His twin brother Nico and older brother Neal are deaf, as are his parents, grandparents and great-grandparents.
“I really consider myself fortunate having that communication access,” the 27-year-old says. “My whole family knows [American Sign Language].”
Because of that, growing up deaf wasn’t an issue. He credits his mom Donna for helping him integrate into the hearing world.
“My mom did a great job because ever since I was born she would put me into any type of sporting activity with hearing teams,” he says. “My mom would often send me out to play with the neighbors, so I felt like I had the best of both worlds.”
DiMarco went on to graduate with a degree in mathematics from Gallaudet University, a private university for the deaf and hard of hearing in Washington, D.C.
“In middle school, I had the best math teacher I’ve ever had, and he was deaf…and I felt inspired by him,” he recalls. “I knew from then on that I wanted to be a math teacher.”
But his life took a different turn when Hollywood came calling.
The producers of the TV drama “Switched at Birth” approached him on social media to play a deaf character on the show.
Then “America’s Next Top Model” producers invited him to audition for season 22, after discovering him on Instagram.
But being on the modeling reality show wasn’t easy.
“I had to live with the models in one big house for two months, 24 hours a day.

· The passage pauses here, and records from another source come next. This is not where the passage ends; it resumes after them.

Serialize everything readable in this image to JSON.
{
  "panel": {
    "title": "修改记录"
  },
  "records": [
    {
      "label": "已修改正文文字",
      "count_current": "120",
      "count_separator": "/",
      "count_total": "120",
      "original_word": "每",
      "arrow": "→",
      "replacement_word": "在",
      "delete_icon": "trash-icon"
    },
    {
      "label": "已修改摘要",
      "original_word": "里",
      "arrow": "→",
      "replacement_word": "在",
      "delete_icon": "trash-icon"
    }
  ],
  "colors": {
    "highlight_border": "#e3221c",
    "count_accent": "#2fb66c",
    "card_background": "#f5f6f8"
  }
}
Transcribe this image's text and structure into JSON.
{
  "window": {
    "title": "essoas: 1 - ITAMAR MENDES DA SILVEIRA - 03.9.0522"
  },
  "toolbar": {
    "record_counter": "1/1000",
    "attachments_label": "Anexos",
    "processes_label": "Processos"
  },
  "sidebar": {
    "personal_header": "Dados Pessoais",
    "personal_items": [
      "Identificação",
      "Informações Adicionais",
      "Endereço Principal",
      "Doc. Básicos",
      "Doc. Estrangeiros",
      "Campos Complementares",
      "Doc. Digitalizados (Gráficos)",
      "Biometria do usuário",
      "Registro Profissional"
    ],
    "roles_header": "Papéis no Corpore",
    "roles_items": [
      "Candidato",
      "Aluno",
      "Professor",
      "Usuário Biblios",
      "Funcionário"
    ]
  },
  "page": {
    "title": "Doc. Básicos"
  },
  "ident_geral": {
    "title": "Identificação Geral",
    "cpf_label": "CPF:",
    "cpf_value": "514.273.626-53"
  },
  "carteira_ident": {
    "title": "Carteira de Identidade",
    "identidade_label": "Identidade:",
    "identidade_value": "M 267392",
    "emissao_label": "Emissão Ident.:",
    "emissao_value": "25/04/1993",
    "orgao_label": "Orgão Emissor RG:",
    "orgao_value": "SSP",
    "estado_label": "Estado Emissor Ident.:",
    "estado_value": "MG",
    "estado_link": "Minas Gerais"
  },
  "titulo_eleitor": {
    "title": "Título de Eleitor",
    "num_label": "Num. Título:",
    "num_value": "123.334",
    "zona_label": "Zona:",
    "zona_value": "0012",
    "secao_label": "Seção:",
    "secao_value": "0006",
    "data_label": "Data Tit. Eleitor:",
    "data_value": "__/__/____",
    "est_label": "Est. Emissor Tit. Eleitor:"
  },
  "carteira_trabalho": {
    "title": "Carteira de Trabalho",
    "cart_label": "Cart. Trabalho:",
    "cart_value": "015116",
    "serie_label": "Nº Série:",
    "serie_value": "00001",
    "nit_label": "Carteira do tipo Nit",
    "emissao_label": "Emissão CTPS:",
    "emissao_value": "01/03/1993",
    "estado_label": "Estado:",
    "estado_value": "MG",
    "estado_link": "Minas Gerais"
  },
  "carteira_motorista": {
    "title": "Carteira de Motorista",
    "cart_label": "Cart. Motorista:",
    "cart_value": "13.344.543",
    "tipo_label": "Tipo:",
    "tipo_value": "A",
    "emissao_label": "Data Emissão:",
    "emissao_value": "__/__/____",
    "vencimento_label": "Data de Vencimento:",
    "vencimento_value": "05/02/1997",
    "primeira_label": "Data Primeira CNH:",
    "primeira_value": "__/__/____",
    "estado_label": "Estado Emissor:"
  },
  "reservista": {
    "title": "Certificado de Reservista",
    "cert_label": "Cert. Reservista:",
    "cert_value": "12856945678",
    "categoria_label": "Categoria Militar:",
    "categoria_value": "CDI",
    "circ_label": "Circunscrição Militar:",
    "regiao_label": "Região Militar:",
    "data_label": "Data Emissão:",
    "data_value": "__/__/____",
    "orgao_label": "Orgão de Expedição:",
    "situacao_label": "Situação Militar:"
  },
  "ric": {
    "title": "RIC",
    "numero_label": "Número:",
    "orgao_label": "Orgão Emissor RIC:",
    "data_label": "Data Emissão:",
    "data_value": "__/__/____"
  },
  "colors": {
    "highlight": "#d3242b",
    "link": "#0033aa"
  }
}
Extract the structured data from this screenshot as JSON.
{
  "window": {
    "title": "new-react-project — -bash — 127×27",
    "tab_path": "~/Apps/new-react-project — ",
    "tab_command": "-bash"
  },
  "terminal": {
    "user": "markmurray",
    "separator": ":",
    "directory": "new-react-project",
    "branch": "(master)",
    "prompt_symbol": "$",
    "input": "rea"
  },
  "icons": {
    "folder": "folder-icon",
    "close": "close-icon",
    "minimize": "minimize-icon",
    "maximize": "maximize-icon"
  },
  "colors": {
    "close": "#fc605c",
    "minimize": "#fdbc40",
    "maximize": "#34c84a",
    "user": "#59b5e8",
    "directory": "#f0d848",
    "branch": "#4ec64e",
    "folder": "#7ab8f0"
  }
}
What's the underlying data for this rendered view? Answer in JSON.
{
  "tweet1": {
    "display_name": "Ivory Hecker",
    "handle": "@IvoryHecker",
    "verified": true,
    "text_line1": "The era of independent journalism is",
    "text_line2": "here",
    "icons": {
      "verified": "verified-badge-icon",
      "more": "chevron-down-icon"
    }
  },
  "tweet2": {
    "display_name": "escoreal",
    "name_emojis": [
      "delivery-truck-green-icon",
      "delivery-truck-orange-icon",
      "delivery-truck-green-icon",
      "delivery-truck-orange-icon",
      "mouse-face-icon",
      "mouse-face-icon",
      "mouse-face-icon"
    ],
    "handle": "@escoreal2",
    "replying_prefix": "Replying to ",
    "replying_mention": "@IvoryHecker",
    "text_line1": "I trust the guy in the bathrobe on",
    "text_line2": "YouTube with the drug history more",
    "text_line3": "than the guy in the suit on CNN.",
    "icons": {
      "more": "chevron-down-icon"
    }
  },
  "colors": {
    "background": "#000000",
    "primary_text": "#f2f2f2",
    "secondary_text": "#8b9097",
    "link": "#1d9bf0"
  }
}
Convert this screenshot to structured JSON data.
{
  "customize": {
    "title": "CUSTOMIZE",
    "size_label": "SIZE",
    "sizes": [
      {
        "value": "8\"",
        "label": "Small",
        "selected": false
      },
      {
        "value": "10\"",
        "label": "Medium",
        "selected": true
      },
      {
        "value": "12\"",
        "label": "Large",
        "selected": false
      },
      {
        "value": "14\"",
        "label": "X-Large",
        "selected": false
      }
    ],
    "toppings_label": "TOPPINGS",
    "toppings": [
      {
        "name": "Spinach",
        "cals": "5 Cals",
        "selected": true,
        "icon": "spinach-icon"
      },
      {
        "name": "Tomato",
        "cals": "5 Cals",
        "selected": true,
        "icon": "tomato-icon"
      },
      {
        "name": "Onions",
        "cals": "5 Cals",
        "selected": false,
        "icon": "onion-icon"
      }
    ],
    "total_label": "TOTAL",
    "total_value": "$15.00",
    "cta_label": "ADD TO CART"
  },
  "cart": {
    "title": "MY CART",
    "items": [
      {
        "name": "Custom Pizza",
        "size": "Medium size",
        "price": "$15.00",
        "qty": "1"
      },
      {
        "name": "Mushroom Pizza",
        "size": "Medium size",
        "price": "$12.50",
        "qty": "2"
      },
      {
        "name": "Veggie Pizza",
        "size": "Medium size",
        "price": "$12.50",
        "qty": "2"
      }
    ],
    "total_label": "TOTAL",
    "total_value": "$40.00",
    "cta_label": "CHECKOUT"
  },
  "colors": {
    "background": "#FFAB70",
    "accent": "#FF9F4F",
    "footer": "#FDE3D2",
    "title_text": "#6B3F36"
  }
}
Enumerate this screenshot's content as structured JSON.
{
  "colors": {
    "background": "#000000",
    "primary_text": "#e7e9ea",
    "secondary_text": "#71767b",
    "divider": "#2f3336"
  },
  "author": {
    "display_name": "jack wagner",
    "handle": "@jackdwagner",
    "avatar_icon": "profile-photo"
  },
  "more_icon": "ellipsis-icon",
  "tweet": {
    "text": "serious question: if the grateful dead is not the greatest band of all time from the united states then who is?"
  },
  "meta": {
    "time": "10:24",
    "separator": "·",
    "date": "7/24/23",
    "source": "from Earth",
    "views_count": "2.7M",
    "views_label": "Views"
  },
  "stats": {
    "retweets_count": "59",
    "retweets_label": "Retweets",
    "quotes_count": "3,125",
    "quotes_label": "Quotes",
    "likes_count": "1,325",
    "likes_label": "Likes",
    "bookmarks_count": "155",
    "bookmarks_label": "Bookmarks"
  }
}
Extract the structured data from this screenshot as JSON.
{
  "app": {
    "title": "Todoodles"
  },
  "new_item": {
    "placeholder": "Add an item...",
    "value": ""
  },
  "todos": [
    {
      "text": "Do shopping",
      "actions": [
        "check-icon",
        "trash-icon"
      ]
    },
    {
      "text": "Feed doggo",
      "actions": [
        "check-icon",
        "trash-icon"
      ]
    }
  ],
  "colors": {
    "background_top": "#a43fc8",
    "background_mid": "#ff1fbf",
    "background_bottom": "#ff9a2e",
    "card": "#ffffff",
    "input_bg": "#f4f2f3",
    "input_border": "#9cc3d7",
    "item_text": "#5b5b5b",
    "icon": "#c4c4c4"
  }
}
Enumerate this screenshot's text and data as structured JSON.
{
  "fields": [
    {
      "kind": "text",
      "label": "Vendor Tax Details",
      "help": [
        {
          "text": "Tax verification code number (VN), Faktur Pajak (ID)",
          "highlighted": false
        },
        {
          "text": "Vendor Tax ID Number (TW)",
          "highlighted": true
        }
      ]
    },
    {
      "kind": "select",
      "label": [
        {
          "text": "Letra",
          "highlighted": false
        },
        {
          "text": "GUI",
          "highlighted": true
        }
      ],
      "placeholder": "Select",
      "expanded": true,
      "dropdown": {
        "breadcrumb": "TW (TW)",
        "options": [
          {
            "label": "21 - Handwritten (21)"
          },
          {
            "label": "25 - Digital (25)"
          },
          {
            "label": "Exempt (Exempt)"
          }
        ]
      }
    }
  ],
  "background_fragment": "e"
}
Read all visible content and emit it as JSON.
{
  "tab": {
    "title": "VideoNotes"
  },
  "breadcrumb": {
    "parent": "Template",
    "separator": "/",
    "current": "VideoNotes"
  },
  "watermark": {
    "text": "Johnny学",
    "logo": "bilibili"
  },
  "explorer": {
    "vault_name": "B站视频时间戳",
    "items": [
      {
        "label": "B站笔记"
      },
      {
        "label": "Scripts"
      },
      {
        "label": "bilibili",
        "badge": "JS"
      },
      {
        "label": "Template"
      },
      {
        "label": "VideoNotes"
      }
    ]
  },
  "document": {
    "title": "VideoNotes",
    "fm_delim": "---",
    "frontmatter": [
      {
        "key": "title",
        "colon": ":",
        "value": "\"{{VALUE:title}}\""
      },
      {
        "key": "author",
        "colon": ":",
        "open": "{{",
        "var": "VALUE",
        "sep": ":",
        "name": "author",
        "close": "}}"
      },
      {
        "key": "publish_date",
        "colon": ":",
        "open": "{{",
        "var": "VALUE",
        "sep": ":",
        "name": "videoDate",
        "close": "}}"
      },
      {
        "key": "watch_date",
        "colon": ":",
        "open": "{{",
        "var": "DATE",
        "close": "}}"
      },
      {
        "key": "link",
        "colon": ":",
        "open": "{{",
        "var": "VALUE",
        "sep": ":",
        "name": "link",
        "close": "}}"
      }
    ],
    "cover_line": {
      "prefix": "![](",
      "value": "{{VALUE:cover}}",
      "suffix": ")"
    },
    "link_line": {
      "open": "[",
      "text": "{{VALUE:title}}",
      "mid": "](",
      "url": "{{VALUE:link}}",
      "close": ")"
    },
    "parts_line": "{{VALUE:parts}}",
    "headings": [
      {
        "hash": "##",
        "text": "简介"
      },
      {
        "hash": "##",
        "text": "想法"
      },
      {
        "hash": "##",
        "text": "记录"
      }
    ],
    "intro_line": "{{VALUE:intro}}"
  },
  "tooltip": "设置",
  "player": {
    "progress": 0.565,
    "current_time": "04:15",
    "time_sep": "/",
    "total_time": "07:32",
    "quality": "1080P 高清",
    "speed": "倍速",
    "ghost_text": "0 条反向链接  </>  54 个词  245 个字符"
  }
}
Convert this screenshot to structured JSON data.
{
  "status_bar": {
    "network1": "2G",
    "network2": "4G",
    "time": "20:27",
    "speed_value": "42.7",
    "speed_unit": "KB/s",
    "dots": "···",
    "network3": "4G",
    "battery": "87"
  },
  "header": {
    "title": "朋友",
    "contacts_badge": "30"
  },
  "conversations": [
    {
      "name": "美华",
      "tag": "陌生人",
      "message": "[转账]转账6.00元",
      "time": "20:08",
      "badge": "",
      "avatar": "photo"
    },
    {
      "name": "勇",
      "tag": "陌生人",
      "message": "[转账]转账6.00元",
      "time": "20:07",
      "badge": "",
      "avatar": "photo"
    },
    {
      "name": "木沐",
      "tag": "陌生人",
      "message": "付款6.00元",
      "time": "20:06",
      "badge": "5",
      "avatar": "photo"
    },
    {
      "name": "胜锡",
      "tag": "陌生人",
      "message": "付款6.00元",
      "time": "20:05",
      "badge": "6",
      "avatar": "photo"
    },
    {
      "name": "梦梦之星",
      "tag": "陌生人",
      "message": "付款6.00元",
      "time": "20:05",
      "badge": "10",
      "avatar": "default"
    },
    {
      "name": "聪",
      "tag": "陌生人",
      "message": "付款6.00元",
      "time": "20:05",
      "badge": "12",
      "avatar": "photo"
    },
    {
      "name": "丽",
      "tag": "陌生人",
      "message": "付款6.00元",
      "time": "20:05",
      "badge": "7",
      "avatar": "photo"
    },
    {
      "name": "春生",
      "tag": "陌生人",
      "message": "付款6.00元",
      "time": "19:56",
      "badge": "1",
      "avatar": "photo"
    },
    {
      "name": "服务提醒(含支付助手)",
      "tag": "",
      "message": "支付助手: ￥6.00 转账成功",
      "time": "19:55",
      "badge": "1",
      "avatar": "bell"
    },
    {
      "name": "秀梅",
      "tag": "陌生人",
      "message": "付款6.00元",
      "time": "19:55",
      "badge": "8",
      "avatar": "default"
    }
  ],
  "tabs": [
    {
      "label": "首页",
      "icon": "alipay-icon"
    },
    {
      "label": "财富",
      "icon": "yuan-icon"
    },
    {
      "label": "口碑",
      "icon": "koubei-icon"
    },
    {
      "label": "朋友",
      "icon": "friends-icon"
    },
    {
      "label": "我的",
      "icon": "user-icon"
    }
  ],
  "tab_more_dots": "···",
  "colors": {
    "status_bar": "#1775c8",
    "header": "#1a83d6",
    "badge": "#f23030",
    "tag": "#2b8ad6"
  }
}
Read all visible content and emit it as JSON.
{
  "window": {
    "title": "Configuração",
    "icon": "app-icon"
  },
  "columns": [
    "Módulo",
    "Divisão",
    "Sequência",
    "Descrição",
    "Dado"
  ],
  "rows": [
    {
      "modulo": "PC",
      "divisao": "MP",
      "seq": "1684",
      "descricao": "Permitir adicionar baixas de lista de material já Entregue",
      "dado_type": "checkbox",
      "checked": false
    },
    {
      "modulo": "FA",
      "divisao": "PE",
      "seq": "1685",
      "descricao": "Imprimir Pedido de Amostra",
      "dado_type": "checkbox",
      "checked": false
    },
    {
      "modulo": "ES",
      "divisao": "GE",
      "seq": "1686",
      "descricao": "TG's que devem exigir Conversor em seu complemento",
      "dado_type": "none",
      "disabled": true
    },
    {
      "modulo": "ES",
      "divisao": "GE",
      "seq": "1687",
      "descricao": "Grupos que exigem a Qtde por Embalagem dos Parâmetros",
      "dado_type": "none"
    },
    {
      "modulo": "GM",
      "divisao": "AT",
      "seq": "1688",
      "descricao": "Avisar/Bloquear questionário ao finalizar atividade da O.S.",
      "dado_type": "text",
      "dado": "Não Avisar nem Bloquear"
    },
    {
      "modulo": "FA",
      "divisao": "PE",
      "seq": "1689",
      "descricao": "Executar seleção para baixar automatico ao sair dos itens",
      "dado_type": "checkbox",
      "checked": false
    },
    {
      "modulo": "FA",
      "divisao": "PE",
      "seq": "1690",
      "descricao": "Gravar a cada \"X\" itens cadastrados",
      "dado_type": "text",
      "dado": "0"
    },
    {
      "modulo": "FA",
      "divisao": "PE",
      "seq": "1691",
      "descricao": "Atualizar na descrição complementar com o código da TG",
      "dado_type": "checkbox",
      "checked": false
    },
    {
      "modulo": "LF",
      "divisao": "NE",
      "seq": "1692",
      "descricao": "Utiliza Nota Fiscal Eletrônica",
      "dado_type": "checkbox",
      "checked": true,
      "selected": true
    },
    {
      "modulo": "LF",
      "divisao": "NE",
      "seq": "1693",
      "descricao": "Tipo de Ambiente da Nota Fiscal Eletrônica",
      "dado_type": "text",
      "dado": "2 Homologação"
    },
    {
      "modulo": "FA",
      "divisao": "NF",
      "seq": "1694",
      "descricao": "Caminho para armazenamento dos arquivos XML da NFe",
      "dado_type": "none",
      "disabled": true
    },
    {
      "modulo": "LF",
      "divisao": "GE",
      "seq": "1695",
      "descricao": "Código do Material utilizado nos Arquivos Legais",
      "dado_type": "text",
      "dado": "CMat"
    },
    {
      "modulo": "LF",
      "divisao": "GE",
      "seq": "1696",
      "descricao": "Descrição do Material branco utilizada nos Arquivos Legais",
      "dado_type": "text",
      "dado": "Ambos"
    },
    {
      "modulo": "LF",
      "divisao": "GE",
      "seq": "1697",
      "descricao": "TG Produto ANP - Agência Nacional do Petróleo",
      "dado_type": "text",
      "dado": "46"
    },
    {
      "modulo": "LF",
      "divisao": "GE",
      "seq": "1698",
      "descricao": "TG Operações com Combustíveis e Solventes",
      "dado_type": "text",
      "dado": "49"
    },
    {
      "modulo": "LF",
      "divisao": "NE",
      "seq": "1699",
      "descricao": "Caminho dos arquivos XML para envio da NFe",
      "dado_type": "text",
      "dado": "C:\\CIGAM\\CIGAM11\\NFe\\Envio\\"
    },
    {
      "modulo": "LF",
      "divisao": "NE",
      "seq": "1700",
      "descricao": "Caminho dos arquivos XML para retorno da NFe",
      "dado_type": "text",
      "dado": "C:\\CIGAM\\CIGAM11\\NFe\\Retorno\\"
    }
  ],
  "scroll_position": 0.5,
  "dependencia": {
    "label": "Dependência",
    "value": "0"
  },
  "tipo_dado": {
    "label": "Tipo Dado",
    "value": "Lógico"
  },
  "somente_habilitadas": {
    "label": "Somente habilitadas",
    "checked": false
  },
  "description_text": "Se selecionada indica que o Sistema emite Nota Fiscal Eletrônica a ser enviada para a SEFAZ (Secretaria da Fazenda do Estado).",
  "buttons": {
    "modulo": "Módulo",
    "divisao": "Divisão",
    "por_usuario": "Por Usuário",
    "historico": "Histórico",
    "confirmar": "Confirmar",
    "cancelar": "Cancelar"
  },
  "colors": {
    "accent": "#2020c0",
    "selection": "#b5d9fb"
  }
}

Only a few of them actually learned how to sign … I couldn’t really communicate with anybody and I felt isolated,” he remembers. “I just remained optimistic and I was like, ‘I’m gonna win this show.’”
And he did.
“I’m very visual and through those visual cues, I was able to absorb it really fast,” he says.
The win led DiMarco to a modeling contract.
“All within one year, my life just completely flipped for the better.”
Now he wants to put his celebrity to good use. He recently founded the Nyle DiMarco Foundation to help people in the deaf community gain access to American Sign Language.
“There’s 70 million deaf people in this world and only 2% of them have access to education in sign language,” he says. “We’re talking about millions of deaf kids without language, without education.”
DiMarco wants to change that.
“What people don’t realize is we have our own beautiful culture. To deaf kids, they should always find the ability in a disability … if you do then you will do great things in life.”